The champion Rustam features in six of the eighteen paintings of Or. 494. What strikes you in the way he has been depicted in these six paintings?
On folio 49a (‘Rustam killing the White Elephant’) he is depicted as a young boy without a beard. On 67a (‘Rustam killing the White Dīv), 89b (‘Rustam and Suhrāb wrestling’), 180a (‘Rustam captures the Khāqān of Chīn with a lasso’) and 204a (‘Rustam rescues Bīzhan from the pit’) he has a beard and is very recognizable because of his hat, a panther or leopard’s head, white with black spots. This panther-hat, and the coat which belongs to it, is called the babr-i bayān. On folio 318a (‘Rustam killing Isfandiyār’), he is depicted as a non-specific warrior. For those who are familiar with the story, the wounded eyes of his adversary, prince Isfandiyār, would be a pointer; famously, Rustam kills Isfandiyār with a forked arrow.
Compare the illustrations in the Leiden manuscript with illustrations in some of the manuscripts in the Shāhnāma Project Database. What can you say about the sequence of illustrations in the Leiden manuscript in the viewer?
As indicated in the lesson, six of the eighteen paintings depict Rustam.

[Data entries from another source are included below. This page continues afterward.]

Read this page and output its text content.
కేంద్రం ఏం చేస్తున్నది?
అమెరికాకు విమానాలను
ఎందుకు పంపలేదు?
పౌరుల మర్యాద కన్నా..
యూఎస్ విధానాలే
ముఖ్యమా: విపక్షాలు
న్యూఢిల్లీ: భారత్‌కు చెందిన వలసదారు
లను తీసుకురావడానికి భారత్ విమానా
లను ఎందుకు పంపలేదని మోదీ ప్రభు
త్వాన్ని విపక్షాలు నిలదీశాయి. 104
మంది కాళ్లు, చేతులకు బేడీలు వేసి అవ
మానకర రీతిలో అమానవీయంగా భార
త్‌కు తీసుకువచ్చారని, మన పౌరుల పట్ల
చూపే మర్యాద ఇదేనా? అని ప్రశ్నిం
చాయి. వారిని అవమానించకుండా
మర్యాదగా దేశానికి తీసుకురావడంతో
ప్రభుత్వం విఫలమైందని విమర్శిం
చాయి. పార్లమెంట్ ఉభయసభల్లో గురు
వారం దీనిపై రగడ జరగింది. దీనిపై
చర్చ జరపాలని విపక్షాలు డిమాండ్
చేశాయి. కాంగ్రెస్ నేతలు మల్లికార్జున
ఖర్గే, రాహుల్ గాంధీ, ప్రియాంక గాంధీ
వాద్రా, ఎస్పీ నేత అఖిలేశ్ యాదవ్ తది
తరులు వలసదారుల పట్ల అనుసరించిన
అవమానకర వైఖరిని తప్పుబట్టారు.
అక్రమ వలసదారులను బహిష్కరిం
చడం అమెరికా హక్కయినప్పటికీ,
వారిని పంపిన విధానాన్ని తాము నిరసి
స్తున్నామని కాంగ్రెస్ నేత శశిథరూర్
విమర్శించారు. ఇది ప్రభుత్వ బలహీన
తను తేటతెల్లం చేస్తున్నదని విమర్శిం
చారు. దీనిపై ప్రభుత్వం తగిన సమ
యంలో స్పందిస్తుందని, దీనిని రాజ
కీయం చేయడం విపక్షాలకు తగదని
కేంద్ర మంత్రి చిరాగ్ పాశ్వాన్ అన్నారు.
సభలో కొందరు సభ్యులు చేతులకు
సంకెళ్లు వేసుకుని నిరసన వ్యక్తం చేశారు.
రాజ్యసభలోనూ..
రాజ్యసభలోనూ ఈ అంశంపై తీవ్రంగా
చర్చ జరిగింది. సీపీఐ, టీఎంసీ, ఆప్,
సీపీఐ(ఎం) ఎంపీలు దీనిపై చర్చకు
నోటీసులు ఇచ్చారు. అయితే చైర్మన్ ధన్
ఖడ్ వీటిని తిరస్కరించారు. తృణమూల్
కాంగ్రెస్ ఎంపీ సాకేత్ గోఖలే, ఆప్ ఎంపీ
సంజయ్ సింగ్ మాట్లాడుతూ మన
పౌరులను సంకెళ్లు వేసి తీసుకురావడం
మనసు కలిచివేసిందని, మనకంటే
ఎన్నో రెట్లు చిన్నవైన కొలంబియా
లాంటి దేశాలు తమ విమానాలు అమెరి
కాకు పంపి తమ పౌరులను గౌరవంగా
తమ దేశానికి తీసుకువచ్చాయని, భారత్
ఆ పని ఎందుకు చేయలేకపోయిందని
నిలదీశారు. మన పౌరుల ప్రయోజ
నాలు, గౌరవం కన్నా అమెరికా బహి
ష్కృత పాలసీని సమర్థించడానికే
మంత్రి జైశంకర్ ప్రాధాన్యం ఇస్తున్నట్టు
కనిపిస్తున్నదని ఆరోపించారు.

This is in accordance with the majority of illustrated Shāhnāma manuscripts: the adventures of Rustam belong to the most popular stories of the Shāhnāma. An all-time favourite in manuscript painting, according to the data in the Cambridge Shāhnāma Project Database, is story of Rustam killing the White Dīv (folio 67a); a second favourite is the story of Rustam and Suhrāb (folio 89b). Another popular scene to paint is the Sasanian king Bahrām Gūr hunting with his slave girl Āzāda (folio 385a). Less commonly depicted is the story of Iskandar and Gūshbistar at Bābil (folio 354a).